Le second point de son constat était lié au manque de sûreté de la connaissance des enseignants, y compris dans leur propre matière (et les matières connexes).
Elle faisait remarquer que, dans ces populations, tant d'élèves que de professeurs, la distinction entre savoir et opinion n'était plus claire du tout. Il me semble, et c'est essentiel, que c'est bien là un mal de société, sinon "le" mal de notre société. Il s'avère particulièrement lourd, en termes de conséquences. Les causes en sont suffisamment "éclairantes" pour que je les développe même succintement.
C'est à l'occasion de mes missions de conseil interne en management dans la territoriale, (en conseil départemental et en enseignement), que je suis parvenu à plusieurs constats.

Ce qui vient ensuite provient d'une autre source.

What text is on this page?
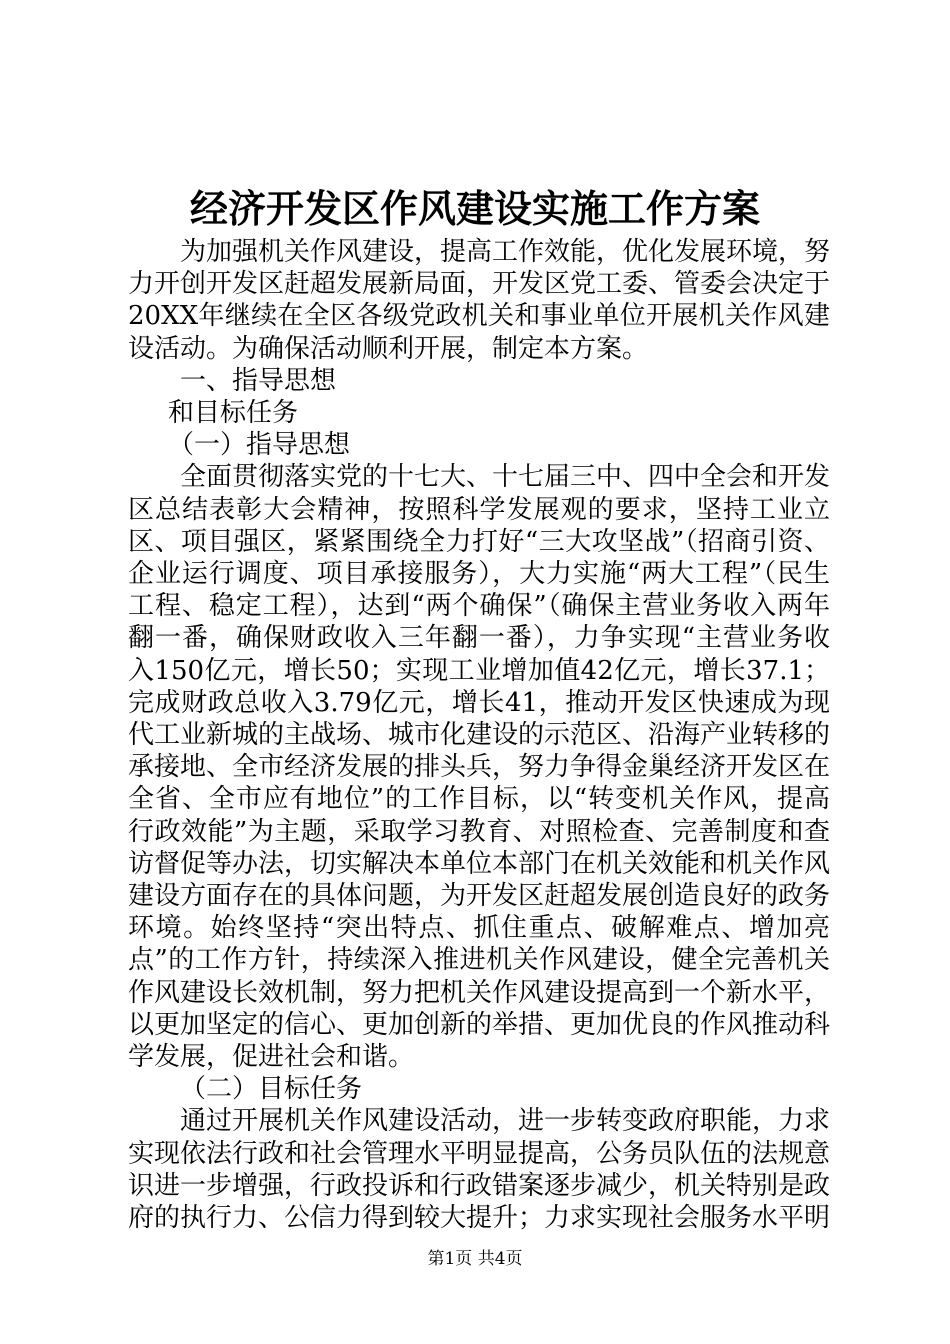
经济开发区作风建设实施工作方案

为加强机关作风建设，提高工作效能，优化发展环境，努力开创开发区赶超发展新局面，开发区党工委、管委会决定于20XX年继续在全区各级党政机关和事业单位开展机关作风建设活动。为确保活动顺利开展，制定本方案。

一、指导思想

和目标任务

（一）指导思想

全面贯彻落实党的十七大、十七届三中、四中全会和开发区总结表彰大会精神，按照科学发展观的要求，坚持工业立区、项目强区，紧紧围绕全力打好“三大攻坚战”（招商引资、企业运行调度、项目承接服务），大力实施“两大工程”（民生工程、稳定工程），达到“两个确保”（确保主营业务收入两年翻一番，确保财政收入三年翻一番），力争实现“主营业务收入150亿元，增长50；实现工业增加值42亿元，增长37.1；完成财政总收入3.79亿元，增长41，推动开发区快速成为现代工业新城的主战场、城市化建设的示范区、沿海产业转移的承接地、全市经济发展的排头兵，努力争得金巢经济开发区在全省、全市应有地位”的工作目标，以“转变机关作风，提高行政效能”为主题，采取学习教育、对照检查、完善制度和查访督促等办法，切实解决本单位本部门在机关效能和机关作风建设方面存在的具体问题，为开发区赶超发展创造良好的政务环境。始终坚持“突出特点、抓住重点、破解难点、增加亮点”的工作方针，持续深入推进机关作风建设，健全完善机关作风建设长效机制，努力把机关作风建设提高到一个新水平，以更加坚定的信心、更加创新的举措、更加优良的作风推动科学发展，促进社会和谐。

（二）目标任务

通过开展机关作风建设活动，进一步转变政府职能，力求实现依法行政和社会管理水平明显提高，公务员队伍的法规意识进一步增强，行政投诉和行政错案逐步减少，机关特别是政府的执行力、公信力得到较大提升；力求实现社会服务水平明

第1页 共4页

A l'occasion d'une analyse, par exemple, et en diagnostiquant telle ou telle posture managériale, je revois mon interlocuteur, DRH ou Directeur général, me rétorquer "qu'il ne s'agissait là que de mon opinion" (sic)...
J'avais beau commenter, donner les faits et les références, (en les objectivant), expliquer, démontrer, qu'il s'agissait là d'une connaissance du sujet et du terrain. Rien n'y faisait. Ce n'était là, pour eux, jamais que mon opinion. On imagine les conséquences...
Il est vrai que je "savais". Je savais comme on "sait" en sociologie des organisations. Je savais que l'on ne connaît ou comprend… "que ce que l'on sait déjà". Cependant, je n'arrivais pas à dénouer le nœud de cette problématique, et donc à trouver une issue positive. Un véritable nœud gordien ! Je ne distinguais l'ouverture que bien plus tard, lors de mes enseignements en université. C'est à ce moment que je découvris que mes étudiants faisaient une analyse identique de mes propos. Ils prenaient eux aussi ce que je disais sur l'évolution sociétale, la dynamique des organisations, les interdépendances sociales, etc. comme mes opinions.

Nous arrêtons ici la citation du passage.